O mundo dos outros - Por José Cutileiro


Num referendo de iniciativa popular, versão helvética de "o povo é quem mais ordena", 57% dos suíços aprovaram uma emenda à Constituição que proíbe a construção de mais minaretes islâmicos no país, contra a preferência do Governo, de grande maioria dos deputados, da indústria, da banca, de sindicatos, de jornalistas e contra o prognóstico unânime das sondagens. Genebra, o cantão mais cosmopolita da Confederação, votou em força contra a emenda; dois cantões quase sem imigrantes foram os que mais votaram a favor.

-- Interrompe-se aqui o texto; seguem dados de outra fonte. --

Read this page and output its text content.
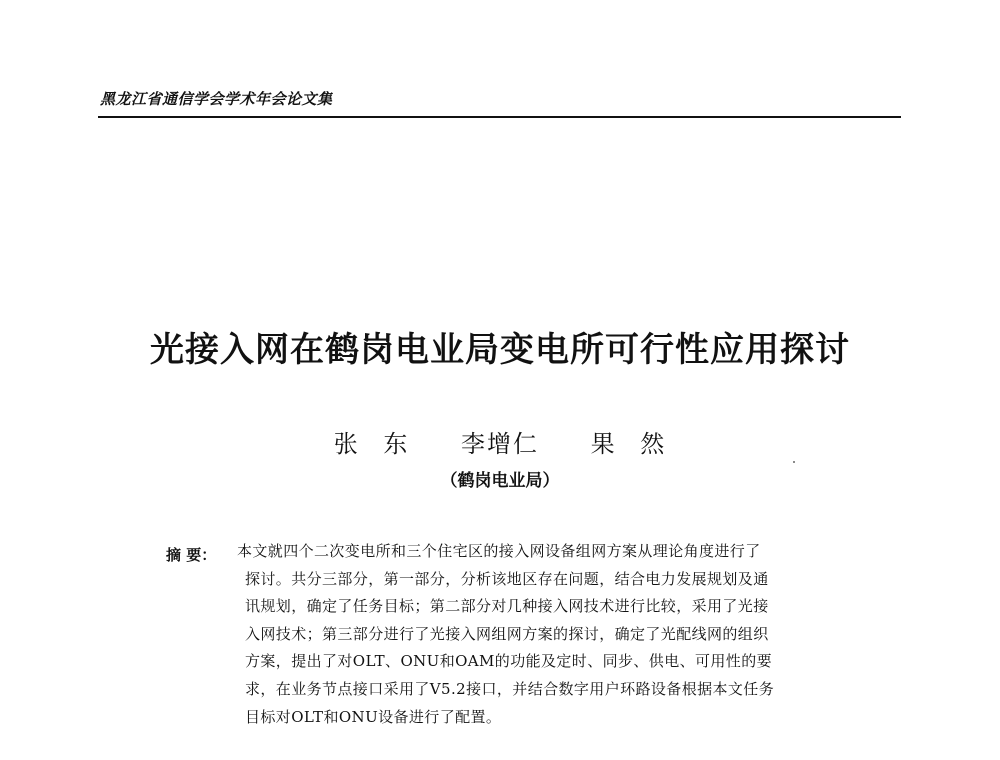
黑龙江省通信学会学术年会论文集
光接入网在鹤岗电业局变电所可行性应用探讨
张 东 李增仁 果 然
（鹤岗电业局）
摘 要： 本文就四个二次变电所和三个住宅区的接入网设备组网方案从理论角度进行了
探讨。共分三部分，第一部分，分析该地区存在问题，结合电力发展规划及通
讯规划，确定了任务目标；第二部分对几种接入网技术进行比较，采用了光接
入网技术；第三部分进行了光接入网组网方案的探讨，确定了光配线网的组织
方案，提出了对OLT、ONU和OAM的功能及定时、同步、供电、可用性的要
求，在业务节点接口采用了V5.2接口，并结合数字用户环路设备根据本文任务
目标对OLT和ONU设备进行了配置。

Promotores da emenda disseram, sem rirem, que banir os minaretes não era contra o Islão mas apenas contra os extremistas. Almas bem formadas indignaram-se com o resultado por razões morais - que acontecera, afinal, à tolerância europeia? Espíritos práticos assustaram-se por outras razões - a Suíça precisa mais do resto do mundo do que o resto do mundo precisa da Suíça e como há hoje vários lugares com bancos igualmente acolhedores e discretos, elegantes estâncias de férias de Inverno com óptimas pistas de esqui, e fornecedores reputados de bens e serviços de luxo, a clientela milionária dos países do Golfo tem muito para onde mudar a sua freguesia. Já começou a ser incitada a fazê-lo quer por muçulmanos ofendidos (com alguma hipocrisia à mistura) quer por humanistas indignados. A Confederação Helvética vai estar uns tempos na berlinda e perder bastante dinheiro.

Em França, na Holanda, na Bélgica, na Áustria, na Itália, políticos da extrema-direita islamófoba e intolerante embandeiraram em arco. Mais uma vez eram eles que sabiam o que o povo verdadeiramente queria e não os agentes da democracia representativa. Partidos da direita moderada condenaram o resultado, nem sempre sem ambiguidade. O porta-voz-adjunto do partido de Sarkozy disse não ter a certeza de que os minaretes fossem precisos em lugares de culto. Havia evidentemente campanários nas igrejas mas estes pertenciam a uma herança histórica; era preciso distinguir entre religiões que já existiam em França antes da proclamação da República e religiões que tinham chegado depois. (Outros comentários de políticos houve, ao mesmo nível ético e intelectual). As igrejas portaram-se bem. O presidente da conferência episcopal alemã declarou: "É justamente porque nós, cristãos, recusamos e condenamos as restrições à liberdade religiosa impostas em países muçulmanos que devemos não só socorrer os cristãos que lá haja mas intervir igualmente a favor dos direitos dos muçulmanos que cá estão".

Referendo e boa governação não são sinónimos, a voz do povo não é a voz de Deus e é a democracia representativa que lhe mete amortecedores para nos proteger do pior. Mauriac dizia: "Não conheço a alma dos criminosos mas conheço a das pessoas sérias e é um horror!" E a costureira arménia que nos trata da roupa anda furiosa porque lá na terra dela o Presidente quer fazer as pazes com a Turquia, ao contrário do bom povo que quer guerra. A alma humana é um abismo.